During the Reformation and post-Reformation period, universities placed every aspect of education in the framework of a Christian worldview. Colleges in early America were firmly built on this educational model and nearly all were governed by trustees of one religious body or another.  The religious colleges found during this period read like a who’s who of American higher education:

  • Harvard – founded in 1636 as a Congregational school.
  • William and Mary – founded in 1693 as an Anglican school.
  • Yale – founded in 1701 as a Congregational school.
  • Princeton – founded in 1746 as a New Light Presbyterian school.
  • Columbia – founded in 1754 as an Anglican school.
  • Brown – founded in 1765 as a Baptist school.
  • Rutgers – founded in 1765 as a Dutch Reformed school.

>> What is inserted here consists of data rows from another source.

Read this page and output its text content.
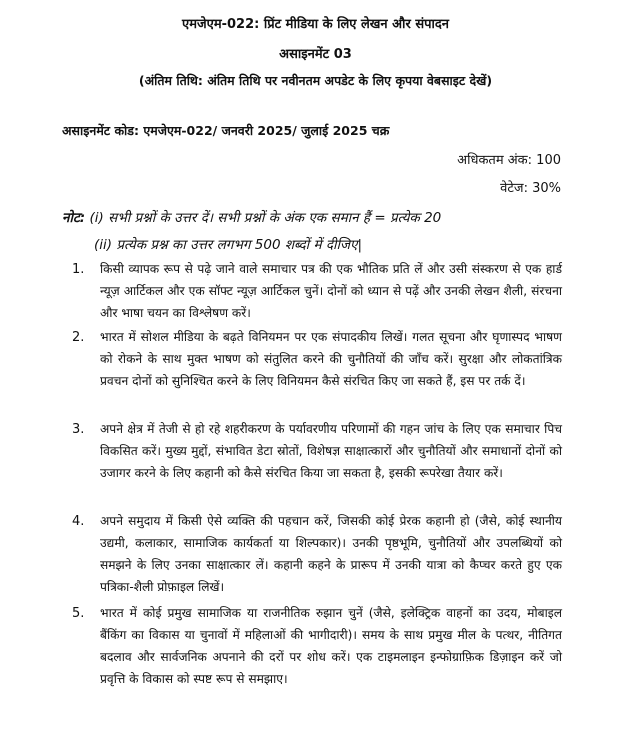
एमजेएम-022: प्रिंट मीडिया के लिए लेखन और संपादन
असाइनमेंट 03
(अंतिम तिथि: अंतिम तिथि पर नवीनतम अपडेट के लिए कृपया वेबसाइट देखें)
असाइनमेंट कोड: एमजेएम-022/ जनवरी 2025/ जुलाई 2025 चक्र
अधिकतम अंक: 100
वेटेज: 30%
नोट: (i) सभी प्रश्नों के उत्तर दें। सभी प्रश्नों के अंक एक समान हैं = प्रत्येक 20
(ii) प्रत्येक प्रश्न का उत्तर लगभग 500 शब्दों में दीजिए|
1. किसी व्यापक रूप से पढ़े जाने वाले समाचार पत्र की एक भौतिक प्रति लें और उसी संस्करण से एक हार्ड न्यूज़ आर्टिकल और एक सॉफ्ट न्यूज़ आर्टिकल चुनें। दोनों को ध्यान से पढ़ें और उनकी लेखन शैली, संरचना और भाषा चयन का विश्लेषण करें।
2. भारत में सोशल मीडिया के बढ़ते विनियमन पर एक संपादकीय लिखें। गलत सूचना और घृणास्पद भाषण को रोकने के साथ मुक्त भाषण को संतुलित करने की चुनौतियों की जाँच करें। सुरक्षा और लोकतांत्रिक प्रवचन दोनों को सुनिश्चित करने के लिए विनियमन कैसे संरचित किए जा सकते हैं, इस पर तर्क दें।
3. अपने क्षेत्र में तेजी से हो रहे शहरीकरण के पर्यावरणीय परिणामों की गहन जांच के लिए एक समाचार पिच विकसित करें। मुख्य मुद्दों, संभावित डेटा स्रोतों, विशेषज्ञ साक्षात्कारों और चुनौतियों और समाधानों दोनों को उजागर करने के लिए कहानी को कैसे संरचित किया जा सकता है, इसकी रूपरेखा तैयार करें।
4. अपने समुदाय में किसी ऐसे व्यक्ति की पहचान करें, जिसकी कोई प्रेरक कहानी हो (जैसे, कोई स्थानीय उद्यमी, कलाकार, सामाजिक कार्यकर्ता या शिल्पकार)। उनकी पृष्ठभूमि, चुनौतियों और उपलब्धियों को समझने के लिए उनका साक्षात्कार लें। कहानी कहने के प्रारूप में उनकी यात्रा को कैप्चर करते हुए एक पत्रिका-शैली प्रोफ़ाइल लिखें।
5. भारत में कोई प्रमुख सामाजिक या राजनीतिक रुझान चुनें (जैसे, इलेक्ट्रिक वाहनों का उदय, मोबाइल बैंकिंग का विकास या चुनावों में महिलाओं की भागीदारी)। समय के साथ प्रमुख मील के पत्थर, नीतिगत बदलाव और सार्वजनिक अपनाने की दरों पर शोध करें। एक टाइमलाइन इन्फोग्राफ़िक डिज़ाइन करें जो प्रवृत्ति के विकास को स्पष्ट रूप से समझाए।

Prior to the 19th century, every college founded in America was a purposefully designed integration of faith and learning. With the exception of the University of Pennsylvania and the University of Virginia, all were Christian-based colleges with a firm commitment to revealed truth.

“A native of America who cannot read or write is as rare an appearance…as a comet or an earthquake.” – John Adams

In the mid 1800s a shift began to occur in both established and newer universities. Career and vocation became separated from faith and truth, leading to a dualism. It was a subtle but unstoppable shift in worldview. There was a breakdown in the visions that saw every discipline and specialization within the framework of faith. This division of faith from learning and teaching was the beginning of the confused and disconnected approach to higher education that is known today, even among church-related institutions.

Following World War II, a rapid expansion of higher education has taken place all across America. Now there are around 3,600 institutions of higher learning: 2,000 public and 1,600 private. Many of the public institutions are community colleges. Others are large research universities. Of the 1,600 private institutions, almost 800 maintain some church relationship (about 400 mainline; a little less than 300 Roman Catholic; and few more than 100 Evangelical).

Along with this division of truth and vocation, and an increasing role of government in every level of higher education, has come a prevailing notion that such an education is both a right and necessity for all people. Community colleges, once designed to be two-year vocational training institutions, are quickly becoming four-year degree granting institutions. Federal student grants and guaranteed loans have further cemented the partnership between government and higher education. The result is a system that has divested itself of the very roots upon which it was built.

The only thing that interferes with my learning is my education.
– Albert Einstein –

Many of today’s colleges have become the bastions of liberal and socialistic thought, institutions that disdain the very foundational principles upon which this country was formed. They teach an anti-Americanism that is affecting the way this country operates. Perhaps it’s time to revisit the question of our universities and community colleges and what they teach. We’re going to have to capture the minds and imaginations of our young people to keep this country firmly grounded in its founding principles.

We have allowed others to use our schools for their own ends. They have infiltrated our society at its most vulnerable and highest levels.

For the sake of our future, it may be time to run a little stealth operation of our own, and focus on taking back our schools.